Deciding to take your own life by committing suicide is a heartbreaking answer to dealing with stressful life events – it is even more tragic because it also has devasting effects on those around you. If you or anyone you know is experiencing suicidal thoughts:

  • Reach out to a loved one or close friend — no matter how hard it is talk about your feelings.
  • Draw write sing and pray about your feelings. Relief is usually found in expression.
  • Get in contact with spiritual leader, minister, or someone in your faith group
  • Call a suicide Samaritans suicide helpline on 116123
  • Go see your doctor of other mental health professionals or services.
  • If suicidal thoughts are uncontrollable and you feel like you or others are at risk call 999 immediately for emergency services.

Don’t be afraid to Get Help

When the underlying cause of suicidal thoughts are not identified and treated mental health problems are more likely get worse or keep on returning. Do not feel embarrassed to get treatment as seeking treatment for a depressive disorder will keep you safe and make you feel better and more positive about life.

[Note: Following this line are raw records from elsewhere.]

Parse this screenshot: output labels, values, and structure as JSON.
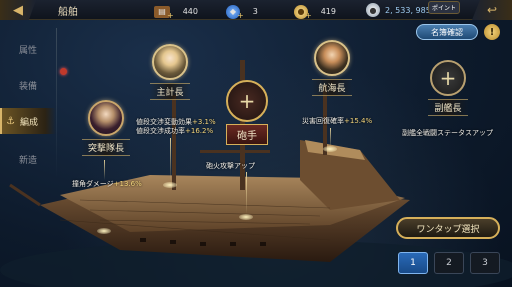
{
  "header": {
    "title": "船舶",
    "resources": [
      {
        "icon": "chest-icon",
        "value": "440"
      },
      {
        "icon": "potion-icon",
        "value": "3"
      },
      {
        "icon": "gold-coin-icon",
        "value": "419"
      },
      {
        "icon": "silver-coin-icon",
        "value": "2, 533, 985"
      }
    ],
    "point_label": "ポイント"
  },
  "sidebar": {
    "items": [
      {
        "label": "属性"
      },
      {
        "label": "装備"
      },
      {
        "label": "編成"
      },
      {
        "label": "新造"
      }
    ]
  },
  "buttons": {
    "name_confirm": "名簿確認",
    "info": "!",
    "one_tap": "ワンタップ選択"
  },
  "crew": {
    "captain": {
      "label": "突撃隊長",
      "stat_name": "撞角ダメージ",
      "stat_value": "+13.6%"
    },
    "purser": {
      "label": "主計長",
      "stat1_name": "値段交渉変動効果",
      "stat1_value": "+3.1%",
      "stat2_name": "値段交渉成功率",
      "stat2_value": "+16.2%"
    },
    "gunner": {
      "label": "砲手",
      "stat_name": "砲火攻撃アップ",
      "plus": "+"
    },
    "navigator": {
      "label": "航海長",
      "stat_name": "災害回復確率",
      "stat_value": "+15.4%"
    },
    "commander": {
      "label": "副艦長",
      "stat_name": "副艦全戦闘ステータスアップ",
      "plus": "+"
    }
  },
  "pagination": [
    "1",
    "2",
    "3"
  ],
  "colors": {
    "accent_gold": "#d6b05a",
    "stat_value": "#f2d37a",
    "active_page": "#2a6ab8"
  }
}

It may be hard to talk to family and friends about suicidal feelings but reaching out and letting people know how you are feeling can help establish a support system. Inform the people who care about you what is going on and how they can help. Making connection with support groups, your place of worship, or other community resources can help a lot to people at risk of suicide. Try to remember that suicidal thoughts are only temporary and pass. If you are feeling down and like life is not worth living try to remember that getting help will help you to understand what you are going through and that you are not the only one. Things will get better and your life will improve.

If you or anyone you know is suffering from suicidal thoughts please contact the Samaritans on 116 123 for help and guidance.